Common design mistakes

Several failure modes recur in MSc-thesis proposals:

Vague objectives. "To study cybersecurity in Nepal." Cannot fail because it cannot succeed in any specific way.

Unfalsifiable hypotheses. "Cybersecurity is important." No experiment could contradict this.

Mismatched method. Proposing to use survey research to answer a causal question; or proposing to use a simulation to characterise a real-world phenomenon that has not been measured.

Missing baselines. Proposing a new method without specifying what existing methods it will be compared against.

Underspecified analysis. "Data will be analysed statistically" — no specifics, no test, no power calculation.

Unaddressed ethics. Studies involving human subjects (phishing experiments, security-perception interviews) require Institutional Review Board approval and informed consent; designs that omit this fail review.

Schedule that allows no failure. A thesis schedule packed wall-to-wall with no slack will overrun the moment any single step is delayed.

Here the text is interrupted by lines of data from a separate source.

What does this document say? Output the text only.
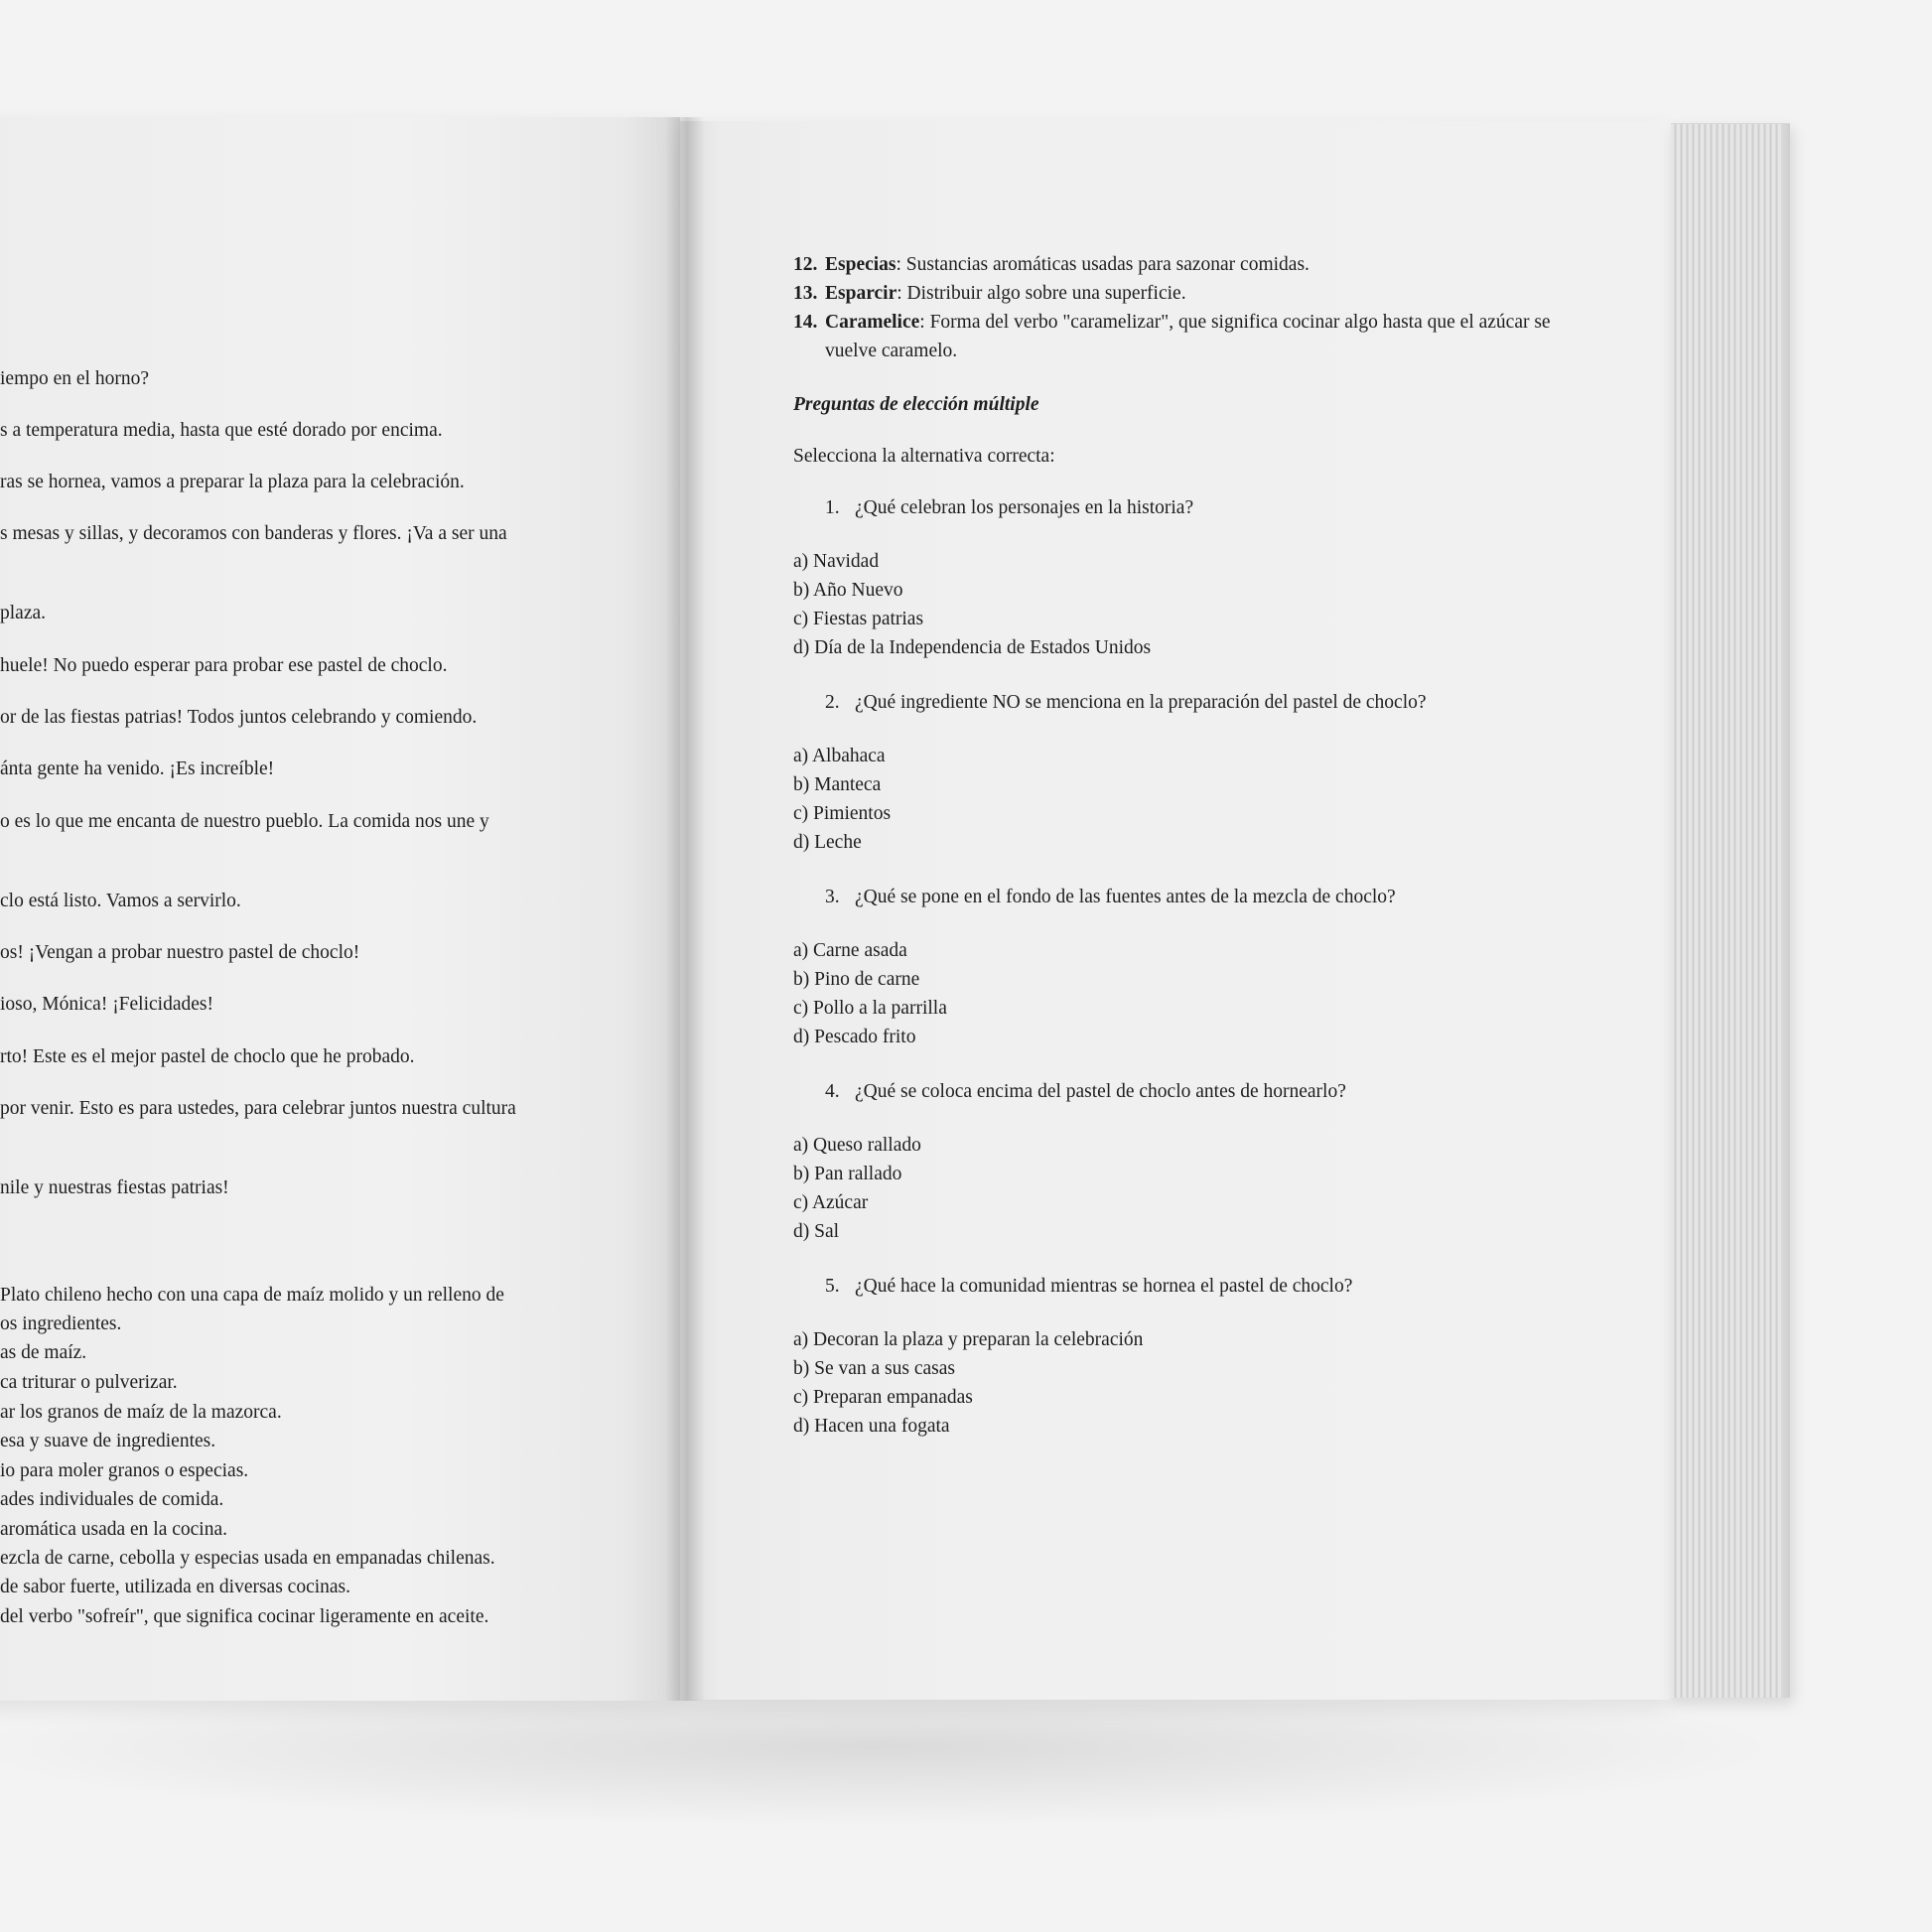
iempo en el horno?
s a temperatura media, hasta que esté dorado por encima.
ras se hornea, vamos a preparar la plaza para la celebración.
s mesas y sillas, y decoramos con banderas y flores. ¡Va a ser una
plaza.
huele! No puedo esperar para probar ese pastel de choclo.
or de las fiestas patrias! Todos juntos celebrando y comiendo.
ánta gente ha venido. ¡Es increíble!
o es lo que me encanta de nuestro pueblo. La comida nos une y
clo está listo. Vamos a servirlo.
os! ¡Vengan a probar nuestro pastel de choclo!
ioso, Mónica! ¡Felicidades!
rto! Este es el mejor pastel de choclo que he probado.
por venir. Esto es para ustedes, para celebrar juntos nuestra cultura
nile y nuestras fiestas patrias!
Plato chileno hecho con una capa de maíz molido y un relleno de
os ingredientes.
as de maíz.
ca triturar o pulverizar.
ar los granos de maíz de la mazorca.
esa y suave de ingredientes.
io para moler granos o especias.
ades individuales de comida.
aromática usada en la cocina.
ezcla de carne, cebolla y especias usada en empanadas chilenas.
de sabor fuerte, utilizada en diversas cocinas.
del verbo "sofreír", que significa cocinar ligeramente en aceite.
12. Especias: Sustancias aromáticas usadas para sazonar comidas.
13. Esparcir: Distribuir algo sobre una superficie.
14. Caramelice: Forma del verbo "caramelizar", que significa cocinar algo hasta que el azúcar se vuelve caramelo.
Preguntas de elección múltiple
Selecciona la alternativa correcta:
1. ¿Qué celebran los personajes en la historia?
a) Navidad
b) Año Nuevo
c) Fiestas patrias
d) Día de la Independencia de Estados Unidos
2. ¿Qué ingrediente NO se menciona en la preparación del pastel de choclo?
a) Albahaca
b) Manteca
c) Pimientos
d) Leche
3. ¿Qué se pone en el fondo de las fuentes antes de la mezcla de choclo?
a) Carne asada
b) Pino de carne
c) Pollo a la parrilla
d) Pescado frito
4. ¿Qué se coloca encima del pastel de choclo antes de hornearlo?
a) Queso rallado
b) Pan rallado
c) Azúcar
d) Sal
5. ¿Qué hace la comunidad mientras se hornea el pastel de choclo?
a) Decoran la plaza y preparan la celebración
b) Se van a sus casas
c) Preparan empanadas
d) Hacen una fogata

No mention of generalisability. A study of one organisation tells us about that organisation. Whether it tells us about other organisations depends on how the design supports generalisation.

The bridge from this chapter to the rest of the subject is direct. Chapter 2 covers the standard phases of an engineering research project — including the literature study, theoretical modelling, experimental design, evaluation, and ethical practice that any of the design patterns above must implement.